В определении своей эпохи как буржуазной, отвечающей «еврейскому духу», Достоевский вряд ли был оригинален; формулы о ростовщическом духе, безжалостной эксплуатации русского крестьянства со стороны капиталиста-еврея, о том, что «еврей любит торговать чужим трудом» и предпочитает посредническую деятельность, о том, что «верхушка евреев воцаряется над человечеством всё сильнее и тверже и стремится дать миру свой облик и свою суть», писали задолго до Достоевского. Однако в обвинениях, которые он предъявляет в адрес еврейского народа за все 40 веков его бытия, содержались характеристики социальные, а не национальные или религиозные. Несмотря на горькие слова о ростовщиках и религиозных фанатиках, рассуждая о дурных качествах евреев запальчиво и страстно (как страстно и горячо Ф. М. рассуждал обо всем), он был совершенно искренним, когда доказывал, что никогда не испытывал к евреям ненависти как к народу.

Писатель обращается к своим корреспондентам с чередой вопросов. «Всего удивительнее мне то: как это и откуда я попал в ненавистники еврея как народа, как нации? Как эксплуататора и за некоторые пороки мне осуждать еврея отчасти дозволяется самими же этими господами, но — но лишь на словах: на деле трудно найти что-нибудь раздражительнее и щепетильнее образованного еврея и обидчивее его, как еврея. Но опять-таки: когда и чем заявил я ненависть к еврею как к народу? Так как в сердце моем этой ненависти не было никогда, и те из евреев, которые знакомы со мной и были в сношениях со мной, это знают, то я, с самого начала и прежде всякого слова, с себя это обвинение снимаю, раз навсегда, с тем, чтоб уж потом об этом и не упоминать особенно».

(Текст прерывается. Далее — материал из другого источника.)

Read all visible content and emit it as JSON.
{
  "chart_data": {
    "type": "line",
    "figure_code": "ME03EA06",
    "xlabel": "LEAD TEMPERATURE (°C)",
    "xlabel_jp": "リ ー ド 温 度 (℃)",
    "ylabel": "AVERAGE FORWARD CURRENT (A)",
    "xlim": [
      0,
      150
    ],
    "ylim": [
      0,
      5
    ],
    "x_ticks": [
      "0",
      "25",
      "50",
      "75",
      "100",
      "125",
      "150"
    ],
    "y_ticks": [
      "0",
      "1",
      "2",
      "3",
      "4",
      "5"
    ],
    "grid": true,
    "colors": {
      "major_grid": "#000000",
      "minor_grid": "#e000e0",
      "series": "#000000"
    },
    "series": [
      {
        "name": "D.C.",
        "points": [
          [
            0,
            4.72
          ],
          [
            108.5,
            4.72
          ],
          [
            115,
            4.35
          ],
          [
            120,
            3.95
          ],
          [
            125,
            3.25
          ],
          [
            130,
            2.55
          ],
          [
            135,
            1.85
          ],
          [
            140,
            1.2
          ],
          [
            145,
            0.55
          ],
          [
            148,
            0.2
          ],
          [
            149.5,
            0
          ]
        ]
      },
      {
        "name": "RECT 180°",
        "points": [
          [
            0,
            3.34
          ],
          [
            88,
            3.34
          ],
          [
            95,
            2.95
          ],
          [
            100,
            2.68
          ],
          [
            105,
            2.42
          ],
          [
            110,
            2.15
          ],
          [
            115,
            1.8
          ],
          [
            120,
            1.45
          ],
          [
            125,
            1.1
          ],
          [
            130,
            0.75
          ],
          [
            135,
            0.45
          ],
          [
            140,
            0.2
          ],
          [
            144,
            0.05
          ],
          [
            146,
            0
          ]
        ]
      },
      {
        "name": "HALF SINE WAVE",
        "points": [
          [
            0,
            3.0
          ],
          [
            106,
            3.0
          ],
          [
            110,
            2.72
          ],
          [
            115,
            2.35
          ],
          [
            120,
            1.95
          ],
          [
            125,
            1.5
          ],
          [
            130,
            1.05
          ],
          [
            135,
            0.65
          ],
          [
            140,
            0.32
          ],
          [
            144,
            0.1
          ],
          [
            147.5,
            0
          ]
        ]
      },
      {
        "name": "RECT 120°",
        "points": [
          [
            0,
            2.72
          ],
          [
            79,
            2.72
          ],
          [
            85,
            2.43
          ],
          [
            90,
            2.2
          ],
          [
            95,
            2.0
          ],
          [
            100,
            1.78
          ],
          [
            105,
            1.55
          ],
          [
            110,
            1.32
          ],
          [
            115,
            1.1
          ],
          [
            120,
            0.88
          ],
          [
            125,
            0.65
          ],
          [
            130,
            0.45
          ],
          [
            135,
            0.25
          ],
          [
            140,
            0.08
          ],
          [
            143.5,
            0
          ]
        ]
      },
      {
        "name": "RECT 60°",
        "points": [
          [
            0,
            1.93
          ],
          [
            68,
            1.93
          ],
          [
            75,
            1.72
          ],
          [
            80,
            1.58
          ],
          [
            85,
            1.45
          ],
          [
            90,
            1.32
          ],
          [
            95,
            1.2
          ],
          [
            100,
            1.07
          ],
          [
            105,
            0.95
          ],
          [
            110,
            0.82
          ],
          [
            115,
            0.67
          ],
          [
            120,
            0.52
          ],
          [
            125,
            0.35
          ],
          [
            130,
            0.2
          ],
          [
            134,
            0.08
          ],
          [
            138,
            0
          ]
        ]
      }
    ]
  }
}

Далее читатель «Дневника» должен был решить для себя: верить или не верить признанию писателя, и если все же верить, то попытаться вникнуть в логику аргументов на щекотливую тему.

Еще в начале публицистического поприща Достоевский как издатель «Времени» выступал против национализма крайних славянофильских изданий. «Узкая национальность не в духе русском», — заявлял он, замечая, что русские привыкли выставлять перед всем миром свои недостатки, готовы толковать о своих язвах, бичевать самих себя «во имя негодующей любви к правде…».

«Время» регулярно публиковало материалы о бедственном положении еврейского населения, проживающего в чертах оседлости Российской империи. «Евреи стеснены весьма значительно, — сообщалось в десятом номере за 1862 год. — Живут они обыкновенно в страшной тесноте и в своих занятиях, ремеслах соперничают друг с другом до последней крайности, чтобы каким-нибудь образом просуществовать. В каком-нибудь крошечном местечке случается встретить двух или даже трех весьма искусных ювелиров, десяток слесарей, двадцать кузнецов и множество других ремесленников… И толпятся они таким образом у самой границы соседней губернии, где не имеют прав гражданства. Если есть хоть тень правды в том, что евреи вредят христианскому населению того края, в котором они живут, разоряя крестьян своим настойчивым добыванием барышей, то на это есть одна только причина: невозможность вселиться туда, где нужна их работа, где они могут быть полезны прямым честным трудом».